彼が言っている事は分かった。あの時、彼は私の言葉が嬉しかったのか涙を流し、自分が働くようになったらお姉さんにご飯をご馳走すると言っていた。

泣きじゃくりながら、何度も好きなものを食べても良いよという、その少年の顔がとても可愛くてしかたなかった。彼はその時の約束を忘れていなかったのだ。わざわざ、その約束の為に、私の実家まで足を運び、決して近くはないこの場所にまで訪ねてきた事に、私は自然と微笑んでいた。

「大友君、立派になったね…。

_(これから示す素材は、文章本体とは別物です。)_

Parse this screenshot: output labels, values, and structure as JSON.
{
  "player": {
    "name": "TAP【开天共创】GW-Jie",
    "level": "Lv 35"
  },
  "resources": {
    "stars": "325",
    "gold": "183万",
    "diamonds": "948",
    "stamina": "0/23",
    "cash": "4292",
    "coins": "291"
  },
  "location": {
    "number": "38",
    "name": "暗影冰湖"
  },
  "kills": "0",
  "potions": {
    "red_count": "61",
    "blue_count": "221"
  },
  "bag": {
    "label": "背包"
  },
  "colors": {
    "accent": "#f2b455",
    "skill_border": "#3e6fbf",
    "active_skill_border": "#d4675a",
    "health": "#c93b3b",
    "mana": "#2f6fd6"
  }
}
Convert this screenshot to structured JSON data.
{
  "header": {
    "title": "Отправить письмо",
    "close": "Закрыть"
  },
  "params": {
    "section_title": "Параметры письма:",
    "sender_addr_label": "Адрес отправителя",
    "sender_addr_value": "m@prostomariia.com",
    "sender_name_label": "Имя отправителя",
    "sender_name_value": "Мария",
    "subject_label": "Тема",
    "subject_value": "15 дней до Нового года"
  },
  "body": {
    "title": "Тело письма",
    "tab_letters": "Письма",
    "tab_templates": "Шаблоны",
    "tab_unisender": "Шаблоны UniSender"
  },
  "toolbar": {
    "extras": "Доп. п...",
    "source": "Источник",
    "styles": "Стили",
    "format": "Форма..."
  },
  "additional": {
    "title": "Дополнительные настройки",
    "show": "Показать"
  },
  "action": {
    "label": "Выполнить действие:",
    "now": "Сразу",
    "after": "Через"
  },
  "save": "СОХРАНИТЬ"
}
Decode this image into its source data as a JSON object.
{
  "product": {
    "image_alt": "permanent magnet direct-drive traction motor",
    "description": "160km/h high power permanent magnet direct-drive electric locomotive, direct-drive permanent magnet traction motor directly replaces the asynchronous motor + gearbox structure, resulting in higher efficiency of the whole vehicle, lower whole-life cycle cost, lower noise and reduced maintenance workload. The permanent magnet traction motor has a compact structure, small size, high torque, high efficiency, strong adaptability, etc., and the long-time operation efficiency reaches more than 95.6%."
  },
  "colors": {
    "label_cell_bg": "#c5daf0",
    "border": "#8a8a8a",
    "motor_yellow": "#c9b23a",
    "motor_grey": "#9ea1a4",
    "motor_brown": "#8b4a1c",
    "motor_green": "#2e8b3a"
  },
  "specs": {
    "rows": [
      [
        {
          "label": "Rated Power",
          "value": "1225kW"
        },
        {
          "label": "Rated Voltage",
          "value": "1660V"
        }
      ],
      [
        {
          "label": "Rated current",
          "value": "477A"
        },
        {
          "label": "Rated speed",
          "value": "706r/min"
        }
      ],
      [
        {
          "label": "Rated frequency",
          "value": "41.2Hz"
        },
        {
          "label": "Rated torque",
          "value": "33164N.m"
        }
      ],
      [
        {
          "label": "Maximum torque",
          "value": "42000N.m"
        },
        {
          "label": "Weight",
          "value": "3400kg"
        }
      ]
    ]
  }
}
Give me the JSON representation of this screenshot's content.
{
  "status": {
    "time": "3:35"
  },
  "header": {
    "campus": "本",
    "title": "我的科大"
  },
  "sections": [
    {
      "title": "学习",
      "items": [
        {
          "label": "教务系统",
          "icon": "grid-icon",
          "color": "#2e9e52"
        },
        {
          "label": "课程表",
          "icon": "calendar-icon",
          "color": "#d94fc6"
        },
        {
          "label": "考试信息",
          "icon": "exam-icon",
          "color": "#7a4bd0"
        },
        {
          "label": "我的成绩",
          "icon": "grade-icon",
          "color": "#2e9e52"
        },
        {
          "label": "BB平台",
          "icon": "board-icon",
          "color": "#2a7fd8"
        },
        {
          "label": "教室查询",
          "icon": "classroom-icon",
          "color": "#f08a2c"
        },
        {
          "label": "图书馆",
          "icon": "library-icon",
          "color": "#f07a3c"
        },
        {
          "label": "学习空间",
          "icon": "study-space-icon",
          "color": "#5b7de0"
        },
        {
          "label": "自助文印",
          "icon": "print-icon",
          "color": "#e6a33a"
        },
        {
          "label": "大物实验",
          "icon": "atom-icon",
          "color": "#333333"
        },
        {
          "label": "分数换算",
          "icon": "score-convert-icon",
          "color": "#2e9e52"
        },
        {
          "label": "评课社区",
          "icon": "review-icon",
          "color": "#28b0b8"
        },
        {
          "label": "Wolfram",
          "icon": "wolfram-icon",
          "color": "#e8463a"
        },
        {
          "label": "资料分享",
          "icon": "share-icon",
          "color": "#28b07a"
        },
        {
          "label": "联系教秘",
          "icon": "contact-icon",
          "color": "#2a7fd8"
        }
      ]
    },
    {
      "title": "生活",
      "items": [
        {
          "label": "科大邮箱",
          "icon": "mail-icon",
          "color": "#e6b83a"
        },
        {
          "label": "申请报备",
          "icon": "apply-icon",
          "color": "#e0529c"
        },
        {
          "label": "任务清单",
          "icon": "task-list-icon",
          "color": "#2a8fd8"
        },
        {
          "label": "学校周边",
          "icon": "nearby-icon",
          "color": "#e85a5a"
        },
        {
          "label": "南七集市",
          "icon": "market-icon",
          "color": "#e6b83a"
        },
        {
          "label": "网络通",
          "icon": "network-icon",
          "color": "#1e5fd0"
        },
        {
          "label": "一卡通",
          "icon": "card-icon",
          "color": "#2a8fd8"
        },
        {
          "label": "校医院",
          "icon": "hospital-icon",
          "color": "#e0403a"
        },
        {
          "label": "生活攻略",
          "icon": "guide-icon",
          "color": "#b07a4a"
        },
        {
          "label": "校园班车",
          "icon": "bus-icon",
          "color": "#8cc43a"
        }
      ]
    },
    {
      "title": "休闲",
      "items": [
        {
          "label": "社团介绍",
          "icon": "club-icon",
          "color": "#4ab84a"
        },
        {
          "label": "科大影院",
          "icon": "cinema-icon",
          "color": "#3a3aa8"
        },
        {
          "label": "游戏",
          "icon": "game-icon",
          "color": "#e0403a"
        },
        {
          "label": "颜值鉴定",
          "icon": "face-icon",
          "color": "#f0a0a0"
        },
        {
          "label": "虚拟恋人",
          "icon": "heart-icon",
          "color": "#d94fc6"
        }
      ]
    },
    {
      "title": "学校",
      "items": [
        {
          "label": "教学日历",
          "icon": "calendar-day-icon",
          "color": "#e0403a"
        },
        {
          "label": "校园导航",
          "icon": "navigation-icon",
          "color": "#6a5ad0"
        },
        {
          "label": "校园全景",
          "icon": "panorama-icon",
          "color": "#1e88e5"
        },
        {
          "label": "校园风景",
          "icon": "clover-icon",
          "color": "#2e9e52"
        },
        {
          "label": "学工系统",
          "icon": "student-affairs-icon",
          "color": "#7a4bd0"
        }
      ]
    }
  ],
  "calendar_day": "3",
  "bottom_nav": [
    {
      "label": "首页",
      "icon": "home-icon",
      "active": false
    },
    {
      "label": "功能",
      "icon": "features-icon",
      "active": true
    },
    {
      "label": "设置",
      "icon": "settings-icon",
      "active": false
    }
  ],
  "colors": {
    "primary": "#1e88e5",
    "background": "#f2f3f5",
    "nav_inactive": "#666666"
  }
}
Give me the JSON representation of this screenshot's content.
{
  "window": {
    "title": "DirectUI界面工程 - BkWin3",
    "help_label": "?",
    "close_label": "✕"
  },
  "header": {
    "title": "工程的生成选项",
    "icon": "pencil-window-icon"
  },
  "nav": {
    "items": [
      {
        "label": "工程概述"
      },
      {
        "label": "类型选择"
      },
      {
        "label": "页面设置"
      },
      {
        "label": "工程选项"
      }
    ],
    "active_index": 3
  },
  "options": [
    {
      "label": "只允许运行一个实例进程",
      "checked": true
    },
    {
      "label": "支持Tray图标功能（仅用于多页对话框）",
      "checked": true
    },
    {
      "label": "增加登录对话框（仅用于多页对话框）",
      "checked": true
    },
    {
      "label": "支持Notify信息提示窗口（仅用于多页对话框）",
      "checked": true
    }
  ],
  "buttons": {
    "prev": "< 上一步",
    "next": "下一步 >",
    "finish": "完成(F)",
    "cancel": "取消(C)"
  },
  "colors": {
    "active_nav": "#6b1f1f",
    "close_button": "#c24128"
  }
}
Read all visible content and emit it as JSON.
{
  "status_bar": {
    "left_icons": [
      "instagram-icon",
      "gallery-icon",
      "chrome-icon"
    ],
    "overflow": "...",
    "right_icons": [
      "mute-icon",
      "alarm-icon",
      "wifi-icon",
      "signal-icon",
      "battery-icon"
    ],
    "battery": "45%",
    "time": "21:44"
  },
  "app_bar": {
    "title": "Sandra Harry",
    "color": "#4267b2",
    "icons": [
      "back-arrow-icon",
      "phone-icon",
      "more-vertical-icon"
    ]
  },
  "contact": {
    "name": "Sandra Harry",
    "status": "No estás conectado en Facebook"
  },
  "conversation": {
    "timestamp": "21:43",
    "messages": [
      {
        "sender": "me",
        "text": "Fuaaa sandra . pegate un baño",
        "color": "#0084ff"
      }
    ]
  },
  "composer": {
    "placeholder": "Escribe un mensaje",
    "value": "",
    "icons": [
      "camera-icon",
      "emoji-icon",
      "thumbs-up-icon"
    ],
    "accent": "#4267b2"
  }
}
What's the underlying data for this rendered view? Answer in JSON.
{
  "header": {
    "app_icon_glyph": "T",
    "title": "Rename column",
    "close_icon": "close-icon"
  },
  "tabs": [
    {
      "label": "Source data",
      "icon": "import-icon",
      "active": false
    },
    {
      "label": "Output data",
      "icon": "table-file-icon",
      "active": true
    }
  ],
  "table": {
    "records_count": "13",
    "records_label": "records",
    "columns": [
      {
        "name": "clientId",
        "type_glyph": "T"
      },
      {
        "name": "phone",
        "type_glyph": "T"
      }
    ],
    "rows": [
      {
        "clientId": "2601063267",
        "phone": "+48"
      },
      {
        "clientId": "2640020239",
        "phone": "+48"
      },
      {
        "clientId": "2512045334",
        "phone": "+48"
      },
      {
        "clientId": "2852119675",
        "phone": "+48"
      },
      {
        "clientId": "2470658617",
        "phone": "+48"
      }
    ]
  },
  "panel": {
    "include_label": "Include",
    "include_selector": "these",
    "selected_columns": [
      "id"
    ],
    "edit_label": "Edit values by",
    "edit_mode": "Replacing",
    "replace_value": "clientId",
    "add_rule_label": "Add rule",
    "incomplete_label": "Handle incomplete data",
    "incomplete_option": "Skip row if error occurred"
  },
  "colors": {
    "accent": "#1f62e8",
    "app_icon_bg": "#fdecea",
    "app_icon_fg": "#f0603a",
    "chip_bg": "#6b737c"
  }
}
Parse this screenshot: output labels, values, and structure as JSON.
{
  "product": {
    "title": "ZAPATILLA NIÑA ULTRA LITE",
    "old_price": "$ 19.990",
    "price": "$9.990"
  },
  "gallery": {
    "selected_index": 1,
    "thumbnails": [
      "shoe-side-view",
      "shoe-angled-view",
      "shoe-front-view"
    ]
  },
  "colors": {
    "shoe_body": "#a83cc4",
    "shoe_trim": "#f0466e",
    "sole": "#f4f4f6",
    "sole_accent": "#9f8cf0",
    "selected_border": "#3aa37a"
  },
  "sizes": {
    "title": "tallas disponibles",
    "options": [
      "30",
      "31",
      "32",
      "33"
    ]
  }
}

私は…」

そう言いかけると、彼は遮るように言った。

「こないだ…時給が100円あがったんです!…」

目を丸くして言葉を失っている私の顔を見て、彼は屈託のない笑顔で笑った。そんな彼を見て、私は忘れていた感情に火がともったような気がした。

「ちょっと待っててね!今外に出る準備をするから!」

彼にそう言いい、私は急いで支度をすると彼と食事に出かけた。

「何でも…好きな物を食べていいよ!」

いつの間にか敬語ではなく、あの頃のように話す彼を見て、また私は微笑んだ。彼の心はあの時まま強かった。私もあの時のように、人を励ますことによって、もう一度人生をやり直すことが出来る。
彼の姿を見ているだけで、私はそう思うことが出来た。